Thai language

Thai language
also called  Siamese,  

      the standard spoken and literary language of Thailand, belonging to the Tai language family of Southeast Asia. It is based largely on the dialect of Bangkok and its environs in the central region of the country but retains certain consonant distinctions (such as l versus r, kl versus k), which are usually merged in the spoken language but preserved in the orthography. Other dialects, differing mostly in their tones and to some degree their consonants, are spoken in other major regions of the country. These are Northeastern (e.g., in Ubon Ratchathani, Khon Kaen), Northern (around Chiang Mai, Chiang Rai), and Southern (Songkhla, Nakhon Si Thammarat). The Northeastern dialects are similar to those of Laos.

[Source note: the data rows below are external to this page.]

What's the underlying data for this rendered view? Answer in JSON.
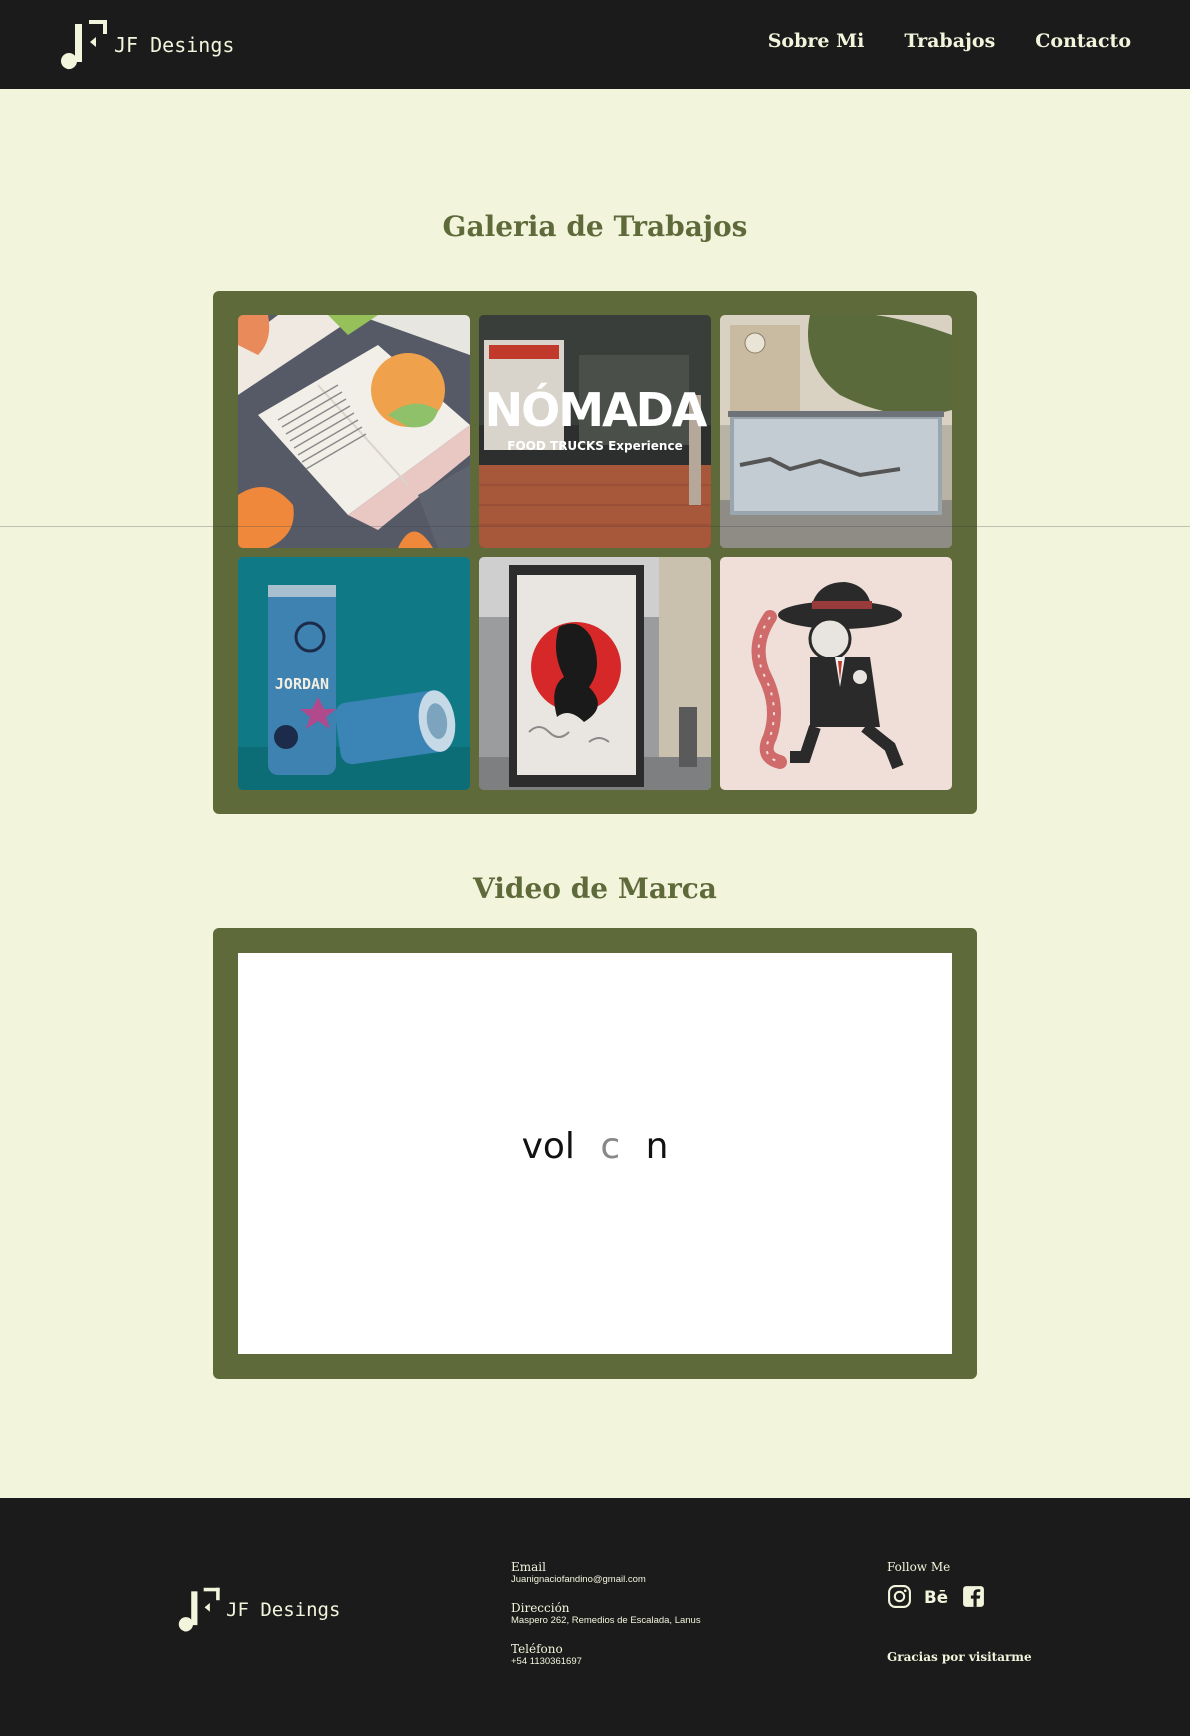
{
  "brand": {
    "name": "JF Desings"
  },
  "nav": {
    "items": [
      "Sobre Mi",
      "Trabajos",
      "Contacto"
    ]
  },
  "gallery": {
    "title": "Galeria de Trabajos",
    "items": [
      {
        "name": "book-illustration"
      },
      {
        "name": "nomada-food-trucks",
        "title": "NÓMADA",
        "subtitle": "FOOD TRUCKS Experience"
      },
      {
        "name": "bus-stop-ad"
      },
      {
        "name": "jordan-beverage-can",
        "label": "JORDAN"
      },
      {
        "name": "samurai-poster"
      },
      {
        "name": "rat-mascot"
      }
    ]
  },
  "video": {
    "title": "Video de Marca",
    "text_parts": [
      "vol",
      "c",
      "n"
    ]
  },
  "footer": {
    "email_label": "Email",
    "email": "Juanignaciofandino@gmail.com",
    "address_label": "Dirección",
    "address": "Maspero 262, Remedios de Escalada, Lanus",
    "phone_label": "Teléfono",
    "phone": "+54 1130361697",
    "follow_label": "Follow Me",
    "social_icons": [
      "instagram-icon",
      "behance-icon",
      "facebook-icon"
    ],
    "thanks": "Gracias por visitarme"
  },
  "colors": {
    "background": "#f3f4dc",
    "dark": "#1b1b1b",
    "olive": "#5e6a3a"
  }
}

      Thai words are predominantly monosyllabic, but many are polysyllabic. The language makes use of tones to distinguish between otherwise identical words. There are five distinct tones in Thai: mid, low, falling, high, and rising. There are 21 consonant sounds and 9 distinguishable vowel qualities. Inflection is completely lacking in Thai, but word-compounding occurs widely—e.g., khamnam ‘preface' (literally, ‘word-leading'), and khâwcaj ‘understand' (literally, ‘enter-heart'). Synonym compounds like hàaŋklaj ‘far distant' and alliterative compounds like ramádrawaŋ ‘cautious' add greatly to the expressiveness of the language. Thai word order is quite rigid. The typical sentence contains subject, verb, and object in that order—e.g., khǎw1 rian2 khanídtasàad3 ‘he1 studies2 mathematics3.' Modifiers follow the words they modify, as in phaasǎa1 thaj2 ‘Thai2 language1' or wîŋ1 rew2 ‘run1 fast2.'

      Thai freely incorporates foreign words. Perhaps the oldest are Chinese, but recent Chinese loanwords also occur. Hundreds of elegant and literary words are taken from Pāli and Sanskrit, and new words are also coined from Sanskrit roots. There are also loanwords from Khmer (the official language of Cambodia), from 16th-century Portuguese, from Austronesian, and in modern times increasingly from English. The Thai alphabet (instituted in the 13th century AD) derives ultimately from the southern type of Indic script. Writing proceeds from left to right, and spaces indicate punctuation but not word division. The alphabet has 42 consonant signs, 4 tone markers, and many vowel markers.